- “Centers” that serve as umbrellas under which are gathered initiatives around service learning, community engagement, social justice, and multicultural education. Often named and funded by grants or gifts, these centers provide not just a locus and administrative coherence for such work but a mechanism by which efforts in these areas can be strengthened and ever more deeply embedded in the work of the school. And if this sounds like so much left-leaning cant, the higher purpose is to focus on creating alert citizen activists and advocates—a goal that spans the political spectrum. Furthermore, these centers can also serve as explicit expressions of their schools’ public purpose by building community connections.
- Building, teaching, and focusing operations on environmental sustainability. New construction with LEED certification of some sort is de rigueur these days, even with higher initial costs. So is developing ways to make the actual functioning of new construction a teaching tool, either by measuring energy use or building specific scientific or ecological processes and resources into the facility. Operational exercises include acquiring materials, including food, from green and often local sources—including school-operated gardens, which are a teaching tool in themselves.
- Design thinking. Two years ago almost no one had heard of design thinking, but in the summer of 2012 it is possible to send teachers to any number of design thinking workshops around the country. As a teaching tool to support, in particular, project-based learning and as an administrative tool to support institutional planning and decision-making, design thinking is regarded as having great promise as a way to harness creativity and the innovative spirit of students and teachers; as a corollary, “entrepreneur” and “maker programs” are beginning to find traction in many schools.
- Global education. Logistically challenging and often expensive, “global ed” for many years has been localized in school travel programs that have had relatively short reach within schools. More and more schools, however, are beginning to look deeply across their programming and find areas of authentic global learning that can be brought together, harmonized, and enhanced to create opportunities for true global education. Coursework, the use of tools like Skype to connect students and classrooms around the world, and of course travel programs—increasingly funded in ways that don’t exclude less affluent students—are giving students the chance to experience a clearly defined and comprehensive global learning experience.
- STEM and STEAM learning. For a number of years now the buzz has been that American students lag behind their global counterparts in areas like science, technology, engineering, and mathematics. Independent schools are increasingly expressing their strategic interest in enhancing the ways in which they prepare students in these areas, often drawing (sometimes through “centers”) on local resources in higher education and industry and generally thinking more creatively about the ways in which science and mathematics curricula are organized and delivered. STEAM, with the added “A” for arts, bridges more technical subject areas with opportunities for creative work; design thinking and STE(A)M often go hand in hand.
But for now, I would suggest that the five areas listed above are new norms, models that most if not all independent schools should be aware of and working on.

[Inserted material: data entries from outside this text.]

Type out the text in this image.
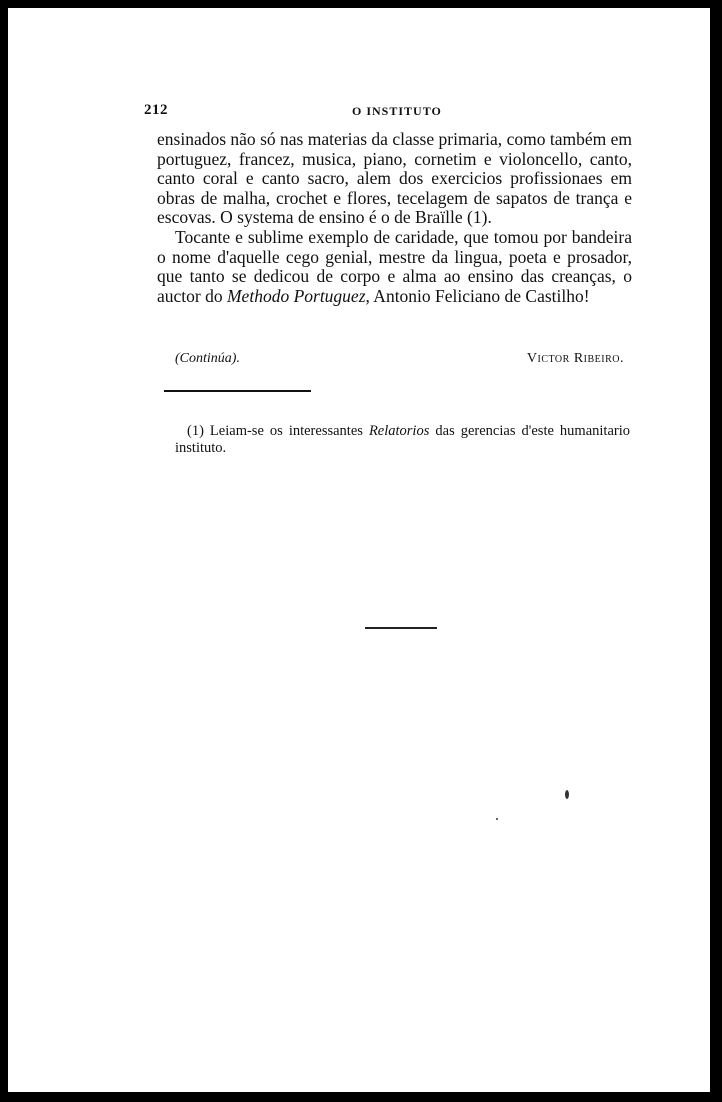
212	O INSTITUTO

ensinados não só nas materias da classe primaria, como também em portuguez, francez, musica, piano, cornetim e violoncello, canto, canto coral e canto sacro, alem dos exercicios profissionaes em obras de malha, crochet e flores, tecelagem de sapatos de trança e escovas. O systema de ensino é o de Braïlle (1).

Tocante e sublime exemplo de caridade, que tomou por bandeira o nome d'aquelle cego genial, mestre da lingua, poeta e prosador, que tanto se dedicou de corpo e alma ao ensino das creanças, o auctor do Methodo Portuguez, Antonio Feliciano de Castilho!

(Continúa).	Victor Ribeiro.

(1) Leiam-se os interessantes Relatorios das gerencias d'este humanitario instituto.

What has been especially interesting to me is to see a number of what we might call “old line” schools, places with established reputations and global prestige, that are beginning to leverage the very gravitas of their institutional prestige and brand in order to move change forward in the kinds of directions we believe “schools of the future” need to go. When St. Grottlesex puts its resources into global or environmental education or design thinking—not just giving lip service but making a big institutional commitment—it might be a signal to us all that these are ideas whose time has indeed come.